In the final scene of Shakespeare’s Hamlet, Gertude, Queen of Denmark, drinks from a glass of poison that the King intended for her son. Her sudden death prompts a chain reaction at the end of the play. Hamlet stabs the King, then drinks poison himself, taking his own life.

This dramatic conclusion is rightfully famous: Hamlet’s final words, and Horatio’s tribute to his fallen friend (“Good night sweet prince: And flights of angels sing thee to thy rest!”) are widely referenced in popular culture. But a new group exhibition in Mexico City takes inspiration from another aspect of the same scene.
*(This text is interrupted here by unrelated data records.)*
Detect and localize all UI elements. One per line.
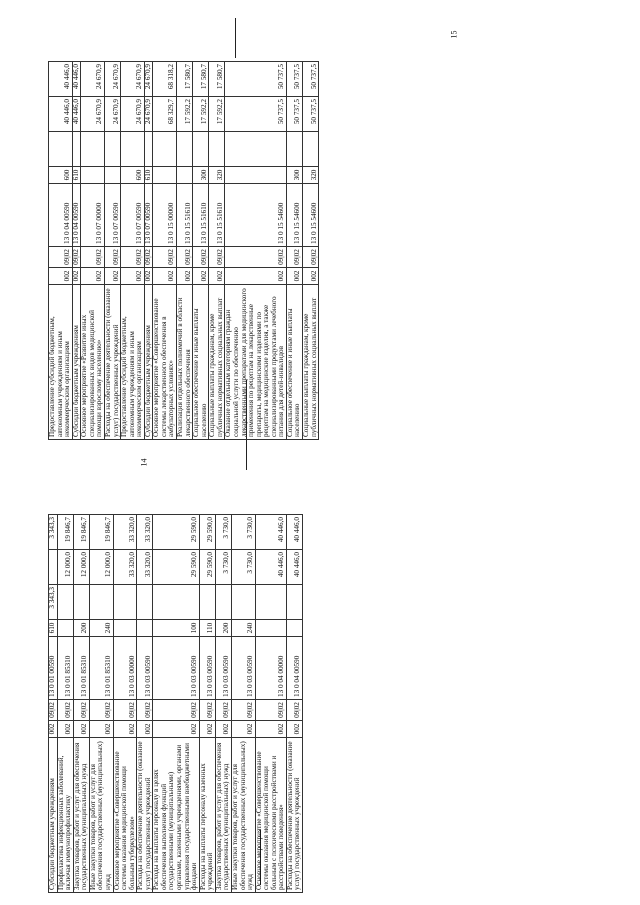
row-section-cell: 09|02 <box>57 700 73 721</box>
row-amount-1-cell <box>286 585 302 620</box>
table-row <box>113 515 137 893</box>
page-number-right: 15 <box>449 30 459 39</box>
row-target-article-cell: 13 0 03 00590 <box>231 637 255 700</box>
row-admin-code-cell: 002 <box>225 268 287 285</box>
row-section-cell: 09|02 <box>153 247 177 268</box>
row-section-cell: 09|02 <box>121 247 145 268</box>
row-section-cell: 09|02 <box>286 700 302 721</box>
row-amount-1-cell <box>225 132 287 167</box>
row-amount-1-cell <box>231 585 255 620</box>
row-expense-type-cell: 240 <box>89 620 113 637</box>
row-target-article-cell: 13 0 03 00590 <box>199 637 215 700</box>
row-name-cell: Социальные выплаты гражданам, кроме публичных нормативных социальных выплат <box>303 285 319 440</box>
row-amount-1-cell: 3 343,3 <box>49 585 58 620</box>
row-target-article-cell: 13 0 15 54600 <box>286 184 302 247</box>
row-target-article-cell: 13 0 04 00000 <box>255 637 286 700</box>
row-expense-type-cell: 610 <box>144 167 153 184</box>
row-section-cell: 09|02 <box>137 700 153 721</box>
row-name-cell: Иные закупки товаров, работ и услуг для обеспечения государственных (муниципальных) нужд <box>89 738 113 893</box>
row-admin-code-cell: 002 <box>49 721 58 738</box>
row-admin-code-cell: 002 <box>286 721 302 738</box>
row-amount-1-cell <box>193 132 209 167</box>
row-expense-type-cell: 320 <box>303 167 319 184</box>
row-expense-type-cell: 200 <box>73 620 89 637</box>
row-name-cell: Субсидии бюджетным учреждениям <box>144 285 153 440</box>
row-name-cell: Предоставление субсидий бюджетным, автономным учреждениям и иным некоммерческим организациям <box>121 285 145 440</box>
table-row <box>121 62 145 440</box>
row-target-article-cell: 13 0 15 51610 <box>177 184 193 247</box>
row-amount-3-cell: 24 670,9 <box>121 62 145 97</box>
row-target-article-cell: 13 0 07 00590 <box>144 184 153 247</box>
row-amount-1-cell <box>113 585 137 620</box>
row-amount-3-cell: 68 318,2 <box>153 62 177 97</box>
row-amount-3-cell: 17 580,7 <box>193 62 209 97</box>
row-amount-3-cell: 3 343,3 <box>49 515 58 550</box>
row-section-cell: 09|02 <box>286 247 302 268</box>
row-admin-code-cell: 002 <box>89 721 113 738</box>
row-amount-1-cell <box>89 585 113 620</box>
table-row <box>193 62 209 440</box>
row-amount-3-cell: 50 737,5 <box>225 62 287 97</box>
row-name-cell: Реализация отдельных полномочий в области лекарственного обеспечения <box>177 285 193 440</box>
row-target-article-cell: 13 0 01 85310 <box>73 637 89 700</box>
row-amount-3-cell: 40 446,0 <box>72 62 81 97</box>
table-row <box>81 62 105 440</box>
table-row <box>286 515 302 893</box>
table-row <box>49 515 58 893</box>
row-target-article-cell: 13 0 03 00590 <box>137 637 153 700</box>
row-section-cell: 09|02 <box>104 247 120 268</box>
row-target-article-cell: 13 0 15 51610 <box>193 184 209 247</box>
row-amount-1-cell <box>209 132 225 167</box>
row-target-article-cell: 13 0 03 00000 <box>113 637 137 700</box>
row-name-cell: Расходы на обеспечение деятельности (оказание услуг) государственных учреждений <box>104 285 120 440</box>
row-amount-3-cell: 24 670,9 <box>144 62 153 97</box>
row-amount-3-cell: 3 730,0 <box>215 515 231 550</box>
row-section-cell: 09|02 <box>113 700 137 721</box>
row-name-cell: Социальное обеспечение и иные выплаты населению <box>193 285 209 440</box>
row-admin-code-cell: 002 <box>137 721 153 738</box>
row-name-cell: Расходы на выплаты персоналу в целях обеспечения выполнения функций государственными (муниципальными) органами, казенными учреждениями, органами управления государственными внебюджетными фондами <box>153 738 199 893</box>
row-admin-code-cell: 002 <box>81 268 105 285</box>
row-amount-2-cell: 50 737,5 <box>303 97 319 132</box>
budget-table-right <box>48 61 319 440</box>
row-name-cell: Оказание отдельным категориям граждан социальной услуги по обеспечению лекарственными препаратами для медицинского применения по рецептам на лекарственные препараты, медицинскими изделиями по рецептам на медицинские изделия, а также специализированными продуктами лечебного питания для детей-инвалидов <box>225 285 287 440</box>
row-target-article-cell: 13 0 01 85310 <box>57 637 73 700</box>
row-amount-2-cell: 29 590,0 <box>153 550 199 585</box>
row-amount-3-cell: 29 590,0 <box>153 515 199 550</box>
table-row <box>104 62 120 440</box>
row-amount-2-cell: 40 446,0 <box>255 550 286 585</box>
left-page-table-wrapper <box>48 480 303 893</box>
row-amount-2-cell: 50 737,5 <box>286 97 302 132</box>
row-amount-2-cell: 24 670,9 <box>144 97 153 132</box>
row-amount-2-cell: 17 592,2 <box>193 97 209 132</box>
table-row <box>153 62 177 440</box>
row-amount-2-cell: 3 730,0 <box>231 550 255 585</box>
row-amount-2-cell <box>49 550 58 585</box>
row-section-cell: 09|02 <box>72 247 81 268</box>
row-amount-3-cell: 33 320,0 <box>113 515 137 550</box>
row-amount-2-cell: 33 320,0 <box>113 550 137 585</box>
row-target-article-cell: 13 0 07 00590 <box>121 184 145 247</box>
row-admin-code-cell: 002 <box>231 721 255 738</box>
row-amount-1-cell <box>153 585 199 620</box>
row-amount-1-cell <box>177 132 193 167</box>
row-target-article-cell: 13 0 07 00590 <box>104 184 120 247</box>
row-name-cell: Расходы на выплаты персоналу казенных учреждений <box>199 738 215 893</box>
row-admin-code-cell: 002 <box>209 268 225 285</box>
row-name-cell: Основное мероприятие «Развитие иных специализированных видов медицинской помощи взрослому населению» <box>81 285 105 440</box>
row-expense-type-cell <box>81 167 105 184</box>
row-amount-3-cell: 17 580,7 <box>209 62 225 97</box>
row-admin-code-cell: 002 <box>73 721 89 738</box>
row-name-cell: Закупка товаров, работ и услуг для обеспечения государственных (муниципальных) нужд <box>73 738 89 893</box>
row-amount-3-cell: 33 320,0 <box>137 515 153 550</box>
row-amount-1-cell <box>255 585 286 620</box>
table-row <box>209 62 225 440</box>
row-expense-type-cell <box>57 620 73 637</box>
row-amount-1-cell <box>57 585 73 620</box>
row-section-cell: 09|02 <box>89 700 113 721</box>
row-name-cell: Основное мероприятие «Совершенствование системы оказания медицинской помощи больным с психическими расстройствами и расстройствами поведения» <box>255 738 286 893</box>
row-amount-1-cell <box>104 132 120 167</box>
row-admin-code-cell: 002 <box>57 721 73 738</box>
row-admin-code-cell: 002 <box>72 268 81 285</box>
row-expense-type-cell <box>137 620 153 637</box>
table-row <box>49 62 73 440</box>
row-amount-1-cell <box>153 132 177 167</box>
row-name-cell: Основное мероприятие «Совершенствование системы оказания медицинской помощи больным туберкулезом» <box>113 738 137 893</box>
row-expense-type-cell <box>104 167 120 184</box>
row-section-cell: 09|02 <box>303 247 319 268</box>
row-expense-type-cell <box>113 620 137 637</box>
row-target-article-cell: 13 0 04 00590 <box>49 184 73 247</box>
row-expense-type-cell: 200 <box>215 620 231 637</box>
row-amount-1-cell <box>286 132 302 167</box>
table-row <box>199 515 215 893</box>
table-row <box>73 515 89 893</box>
row-section-cell: 09|02 <box>255 700 286 721</box>
row-expense-type-cell: 100 <box>153 620 199 637</box>
row-amount-1-cell <box>49 132 73 167</box>
row-target-article-cell: 13 0 04 00590 <box>72 184 81 247</box>
row-amount-1-cell <box>144 132 153 167</box>
row-amount-3-cell: 19 846,7 <box>73 515 89 550</box>
row-amount-2-cell: 17 592,2 <box>209 97 225 132</box>
table-row <box>89 515 113 893</box>
row-name-cell: Иные закупки товаров, работ и услуг для обеспечения государственных (муниципальных) нужд <box>231 738 255 893</box>
row-section-cell: 09|02 <box>49 247 73 268</box>
row-expense-type-cell: 110 <box>199 620 215 637</box>
row-amount-2-cell: 24 670,9 <box>81 97 105 132</box>
row-amount-2-cell: 24 670,9 <box>104 97 120 132</box>
row-amount-3-cell: 19 846,7 <box>89 515 113 550</box>
table-row <box>225 62 287 440</box>
row-admin-code-cell: 002 <box>113 721 137 738</box>
row-name-cell: Социальные выплаты гражданам, кроме публичных нормативных социальных выплат <box>209 285 225 440</box>
row-admin-code-cell: 002 <box>177 268 193 285</box>
row-amount-2-cell: 12 000,0 <box>57 550 73 585</box>
row-expense-type-cell: 300 <box>286 167 302 184</box>
row-admin-code-cell: 002 <box>199 721 215 738</box>
row-amount-2-cell: 40 446,0 <box>286 550 302 585</box>
row-expense-type-cell: 300 <box>193 167 209 184</box>
row-amount-3-cell: 19 846,7 <box>57 515 73 550</box>
row-amount-3-cell: 40 446,0 <box>49 62 73 97</box>
row-name-cell: Основное мероприятие «Совершенствование системы лекарственного обеспечения в амбулаторных условиях» <box>153 285 177 440</box>
row-section-cell: 09|02 <box>153 700 199 721</box>
row-section-cell: 09|02 <box>81 247 105 268</box>
row-amount-1-cell <box>199 585 215 620</box>
row-amount-3-cell: 50 737,5 <box>303 62 319 97</box>
row-admin-code-cell: 002 <box>121 268 145 285</box>
row-expense-type-cell: 610 <box>72 167 81 184</box>
row-section-cell: 09|02 <box>177 247 193 268</box>
row-name-cell: Профилактика инфекционных заболеваний, включая иммунопрофилактику <box>57 738 73 893</box>
row-section-cell: 09|02 <box>73 700 89 721</box>
row-section-cell: 09|02 <box>209 247 225 268</box>
row-amount-1-cell <box>215 585 231 620</box>
row-amount-2-cell: 17 592,2 <box>177 97 193 132</box>
row-expense-type-cell: 600 <box>49 167 73 184</box>
row-amount-3-cell: 50 737,5 <box>286 62 302 97</box>
row-expense-type-cell: 320 <box>209 167 225 184</box>
row-target-article-cell: 13 0 07 00000 <box>81 184 105 247</box>
row-target-article-cell: 13 0 03 00590 <box>215 637 231 700</box>
row-target-article-cell: 13 0 15 54600 <box>225 184 287 247</box>
row-section-cell: 09|02 <box>215 700 231 721</box>
row-expense-type-cell: 610 <box>49 620 58 637</box>
row-section-cell: 09|02 <box>231 700 255 721</box>
row-expense-type-cell: 600 <box>121 167 145 184</box>
table-row <box>231 515 255 893</box>
row-expense-type-cell <box>286 620 302 637</box>
row-expense-type-cell <box>177 167 193 184</box>
table-row <box>255 515 286 893</box>
table-row <box>57 515 73 893</box>
row-name-cell: Социальное обеспечение и иные выплаты населению <box>286 285 302 440</box>
row-amount-1-cell <box>72 132 81 167</box>
table-row <box>137 515 153 893</box>
row-target-article-cell: 13 0 01 00590 <box>49 637 58 700</box>
row-admin-code-cell: 002 <box>303 268 319 285</box>
row-admin-code-cell: 002 <box>104 268 120 285</box>
row-target-article-cell: 13 0 03 00590 <box>153 637 199 700</box>
row-amount-1-cell <box>121 132 145 167</box>
row-amount-2-cell: 12 000,0 <box>73 550 89 585</box>
table-row <box>286 62 302 440</box>
row-name-cell: Предоставление субсидий бюджетным, автономным учреждениям и иным некоммерческим организациям <box>49 285 73 440</box>
row-section-cell: 09|02 <box>193 247 209 268</box>
row-amount-2-cell: 12 000,0 <box>89 550 113 585</box>
row-name-cell: Субсидии бюджетным учреждениям <box>72 285 81 440</box>
row-amount-3-cell: 40 446,0 <box>255 515 286 550</box>
row-expense-type-cell: 240 <box>231 620 255 637</box>
row-admin-code-cell: 002 <box>153 721 199 738</box>
row-amount-2-cell: 3 730,0 <box>215 550 231 585</box>
table-row <box>215 515 231 893</box>
row-amount-3-cell: 24 670,9 <box>104 62 120 97</box>
row-amount-2-cell: 29 590,0 <box>199 550 215 585</box>
row-section-cell: 09|02 <box>225 247 287 268</box>
table-row <box>153 515 199 893</box>
row-section-cell: 09|02 <box>49 700 58 721</box>
row-target-article-cell: 13 0 01 85310 <box>89 637 113 700</box>
row-amount-2-cell: 50 737,5 <box>225 97 287 132</box>
row-amount-3-cell: 24 670,9 <box>81 62 105 97</box>
row-amount-1-cell <box>73 585 89 620</box>
row-amount-2-cell: 40 446,0 <box>49 97 73 132</box>
row-admin-code-cell: 002 <box>215 721 231 738</box>
row-admin-code-cell: 002 <box>153 268 177 285</box>
row-amount-3-cell: 29 590,0 <box>199 515 215 550</box>
table-row <box>177 62 193 440</box>
right-page-table-wrapper <box>48 40 319 440</box>
budget-table-left <box>48 514 303 893</box>
row-amount-2-cell: 68 329,7 <box>153 97 177 132</box>
row-name-cell: Закупка товаров, работ и услуг для обеспечения государственных (муниципальных) нужд <box>215 738 231 893</box>
row-amount-2-cell: 40 446,0 <box>72 97 81 132</box>
page-number-left: 14 <box>139 458 149 467</box>
row-admin-code-cell: 002 <box>49 268 73 285</box>
row-amount-3-cell: 17 580,7 <box>177 62 193 97</box>
row-amount-1-cell <box>303 132 319 167</box>
row-amount-1-cell <box>137 585 153 620</box>
row-amount-3-cell: 3 730,0 <box>231 515 255 550</box>
row-amount-2-cell: 33 320,0 <box>137 550 153 585</box>
row-expense-type-cell <box>153 167 177 184</box>
row-amount-2-cell: 24 670,9 <box>121 97 145 132</box>
row-name-cell: Расходы на обеспечение деятельности (оказание услуг) государственных учреждений <box>137 738 153 893</box>
row-target-article-cell: 13 0 15 51610 <box>209 184 225 247</box>
row-section-cell: 09|02 <box>199 700 215 721</box>
row-target-article-cell: 13 0 15 00000 <box>153 184 177 247</box>
row-admin-code-cell: 002 <box>286 268 302 285</box>
table-row <box>303 62 319 440</box>
row-name-cell: Субсидии бюджетным учреждениям <box>49 738 58 893</box>
row-target-article-cell: 13 0 15 54600 <box>303 184 319 247</box>
row-admin-code-cell: 002 <box>193 268 209 285</box>
row-expense-type-cell <box>225 167 287 184</box>
row-amount-1-cell <box>81 132 105 167</box>
row-name-cell: Расходы на обеспечение деятельности (оказание услуг) государственных учреждений <box>286 738 302 893</box>
row-expense-type-cell <box>255 620 286 637</box>
row-admin-code-cell: 002 <box>144 268 153 285</box>
row-section-cell: 09|02 <box>144 247 153 268</box>
row-amount-3-cell: 40 446,0 <box>286 515 302 550</box>
row-admin-code-cell: 002 <box>255 721 286 738</box>
row-target-article-cell: 13 0 04 00590 <box>286 637 302 700</box>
In “[The Queen Falls.,” curated by Anissa Touati & Marc-Olivier Wahler, nine Mexican and international artists engage with the concept of a game-changing moment—the moment when the Queen falls, when something unexpected happens and a new set of possibilities suddenly opens up.

Take WE ARE POEMS (2011), a neon installation by Ugo Rondinone. The Swiss-born, Harlem-based artist is known for repurposing familiar images and clichés in his vibrantly colored sculptures and psychedelic paintings. WE ARE POEMS is one in a series of playful rainbow-hued sign pieces. Each spells out a popular mantra, but the original sentiment is distorted—and in some cases, even lost entirely—in the whimsical lettering and cartoon-like presentation.
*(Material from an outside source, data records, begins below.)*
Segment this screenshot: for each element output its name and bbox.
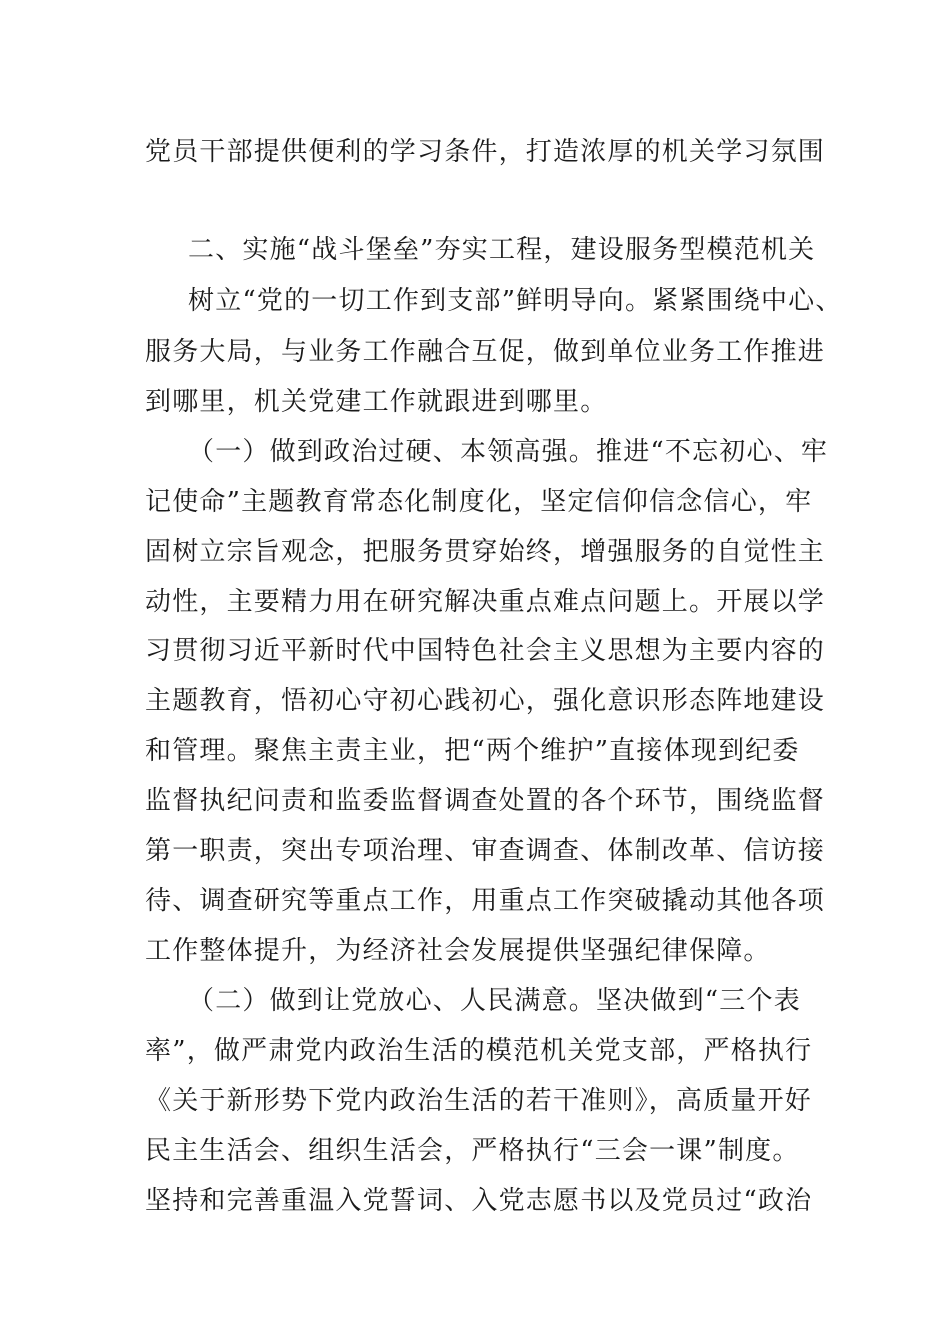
text-line: 服务大局，与业务工作融合互促，做到单位业务工作推进 (145, 337, 826, 367)
text-line: 坚持和完善重温入党誓词、入党志愿书以及党员过“政治 (145, 1186, 813, 1216)
section-heading: 二、实施“战斗堡垒”夯实工程，建设服务型模范机关 (188, 235, 816, 265)
text-line: 到哪里，机关党建工作就跟进到哪里。 (145, 387, 608, 417)
text-line: 监督执纪问责和监委监督调查处置的各个环节，围绕监督 (145, 786, 826, 816)
text-line: 和管理。聚焦主责主业，把“两个维护”直接体现到纪委 (145, 736, 800, 766)
text-line: 固树立宗旨观念，把服务贯穿始终，增强服务的自觉性主 (145, 537, 826, 567)
text-line: 记使命”主题教育常态化制度化，坚定信仰信念信心，牢 (145, 487, 813, 517)
text-line: 第一职责，突出专项治理、审查调查、体制改革、信访接 (145, 836, 826, 866)
text-line: 党员干部提供便利的学习条件，打造浓厚的机关学习氛围 (145, 137, 826, 167)
text-line: 主题教育，悟初心守初心践初心，强化意识形态阵地建设 (145, 686, 826, 716)
text-line: 《关于新形势下党内政治生活的若干准则》，高质量开好 (145, 1086, 813, 1116)
text-line: 待、调查研究等重点工作，用重点工作突破撬动其他各项 (145, 886, 826, 916)
subsection-line: （一）做到政治过硬、本领高强。推进“不忘初心、牢 (188, 437, 829, 467)
text-line: 树立“党的一切工作到支部”鲜明导向。紧紧围绕中心、 (188, 286, 843, 316)
text-line: 习贯彻习近平新时代中国特色社会主义思想为主要内容的 (145, 636, 826, 666)
subsection-line: （二）做到让党放心、人民满意。坚决做到“三个表 (188, 986, 801, 1016)
text-line: 率”，做严肃党内政治生活的模范机关党支部，严格执行 (145, 1036, 813, 1066)
text-line: 工作整体提升，为经济社会发展提供坚强纪律保障。 (145, 936, 771, 966)
text-line: 动性，主要精力用在研究解决重点难点问题上。开展以学 (145, 587, 826, 617)
text-line: 民主生活会、组织生活会，严格执行“三会一课”制度。 (145, 1136, 800, 1166)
Then there’s 22:30 (2016), an installation by the Argentinian artist Jorge Macchi. In wax and cotton yarn, Macchi spells out the shape of a digital timestamp—22:30 on a 24-hour clock, or 10:30 p.m on a 12-hour clock. But the waxy numbers seem to be slowly melting into the concrete surface. The numbers aren’t digital at all, we realize, they’re tactile. They’re made by a man, not a machine. The image is confusing and intriguing because it’s at odds with what we usually expect.

The Mexican artist Gabriel Rico presents a similar challenge to the viewer in In Velocidad o Destreza (2015), a sculpture made with an old bicycle tire, a concrete block, and a large stick or branch (actually a foam rod.) Here, Rico’s arrangement of everyday objects is both unusual and precarious—the piece looks like it could tip over at any minute.

The artists featured in “[The Queen Falls.” all explore related questions. How does context change meaning? What is more important, logic or sensory experience? What happens when the Queen falls, when the bicycle tire is detached from the bicycle, when a line of black and white text is rendered instead in neon-lit rainbow letters? The participating artists, like Shakespeare before them, investigate these possibilities—and, by extension, the mysteries of the future, and of life itself.


—Bridget Gleeson


[The Queen Falls.” is on view at Galería OMR, Mexico City, Feb 7th – Mar 25th.